Ты славишь лирой золотой
Нептуна грозного трезубец.
Не славь его. В наш гнусный век
Седой Нептун земли союзник.
На всех стихиях человек —
Тиран, предатель или узник.
Дружников показывает подоплеку произведений Пушкина, он пытается события из жизни поэта связать с его творчеством, но сказанное биографом о творчестве действительно напоминает, простите, школьные учебники литературы советских времен. Биограф не перестает поносить советские времена, иногда, впрочем, признавая, что такое бывало и в другие времена, и даже в других странах, но для
Дружникова «Так море, древний душегубец» ещё одно доказательство пушкинского желания эмигрировать. А это лишь повод создания стихов, выражают же стихи нечто иное, по-другому невыразимое.

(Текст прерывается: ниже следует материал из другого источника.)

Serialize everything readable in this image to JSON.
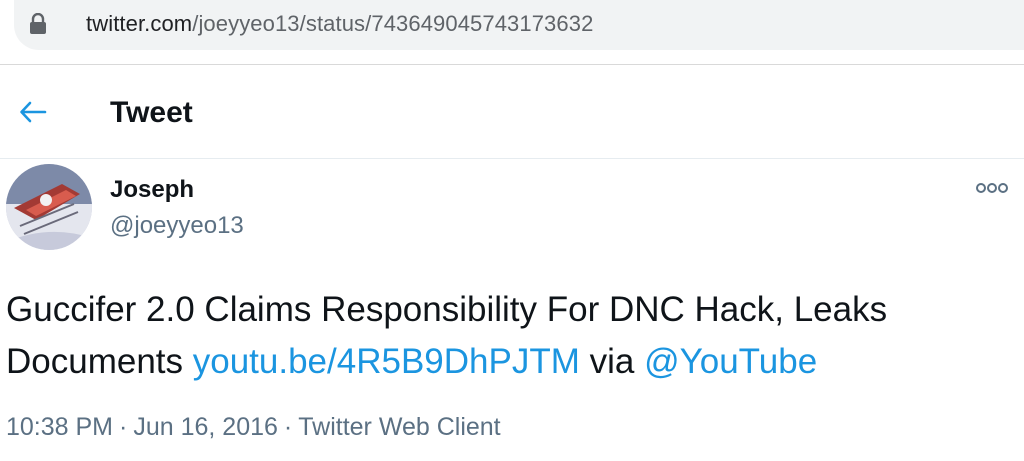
{
  "browser": {
    "url_domain": "twitter.com",
    "url_path": "/joeyyeo13/status/743649045743173632",
    "lock_icon": "lock-icon"
  },
  "header": {
    "back_icon": "back-arrow-icon",
    "title": "Tweet"
  },
  "tweet": {
    "author_name": "Joseph",
    "author_handle": "@joeyyeo13",
    "more_icon": "more-options-icon",
    "text_before": "Guccifer 2.0 Claims Responsibility For DNC Hack, Leaks Documents ",
    "link": "youtu.be/4R5B9DhPJTM",
    "via_text": " via ",
    "mention": "@YouTube",
    "time": "10:38 PM",
    "separator": "·",
    "date": "Jun 16, 2016",
    "client": "Twitter Web Client"
  },
  "colors": {
    "accent": "#1b95e0",
    "text": "#0f1419",
    "secondary": "#5b7083"
  }
}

Стихотворение «Пророк», Пушкинское творение того же времени, отражает, по обоснованному допущению Юрия Дружникова, изменение общественного положения поэта после встречи с царем. Однако биограф идёт дальше. «Нам представляется, – пишет Юрий Дружников, – что стихотворение “Пророк” и верховная аудиенция связаны не только временем написания, но и внутренне». Как же связаны? «Автор услышал голос свыше: ступай и – “глаголом жги сердца людей”» – Дружников думает, что имеется в виду верховная власть. Что же, поэт решил вещать по царскому указанию? В таком же прикладном духе истолкован и «Медный всадник»: цель Петра оправдывала его средства, и надо быть сумасшедшим, чтобы выступить против царя. Когда я это прочитал, пришли на память наши школьные годы, когда мы писали сочинение «Пьеса “На дне” как обвинение самодержавия», и один из нас обнаружил в горьковской пьесе обвинение поистине ужасное: «Самодержавие притесняло обитателя ночлежки Актера до того жестоко, что он даже забыл свое любимое стихотворение». А у знающего биографа получилось, будто самодержавие, держа поэта «на цепи», его же вдохновило:
И внял я неба содроганье,
И горний ангелов полет,
И гад морских подводный ход,
И дольней лозы прозябанье.
Нет, прав был Ричардс: стихи – не о чем-то, стихи есть что-то, выражение иначе невыразимого, и такие стихи живут собственной жизнью (слова Т. С. Элиота без сноски на источник – Реми де Гурмона). Читатель вправе интересоваться биографией создавшего «Что в имени тебе моем», и читатель найдет у Юрия Дружникова не уложившиеся ни в какие биографии сведения о человеческом чудовище – отвратительной особе, послужившей адресатом волшебных строк. Насколько рассказ о непохвальных эпизодах в жизни поэта объяснит нам возникновение пленительных стихов? Ничто иное, кроме поэтических слов, в делах поэта как поэта не имеет значения.
Что в имени тебе моем?
Оно умрет, как шум печальный
Волны, плеснувшей в берег дальный,
Как звук ночной в лесу глухом.
Оно на памятном листке
Оставит мертвый след, подобный
Узору надписи надгробной
На непонятном языке.
Что в нем? Забытое давно
В волненьях новых и мятежных,
Твоей душе не даст оно
Воспоминаний чистых, нежных.
Но в день печали, в тишине,
Произнеси его тоскуя;
Скажи: есть память обо мне,
Есть в мире сердце, где живу я…
Поводом для создания волшебных строк послужило поэту чудовище в человеческом обличье – не читавшим книги Дружникова нельзя себе представить, что за чудовище. Но пока биографам удается установить поводы творчества, а выражение иного станет понятным в будущем, по мере разгадывания ещё не разгаданных загадок жизни.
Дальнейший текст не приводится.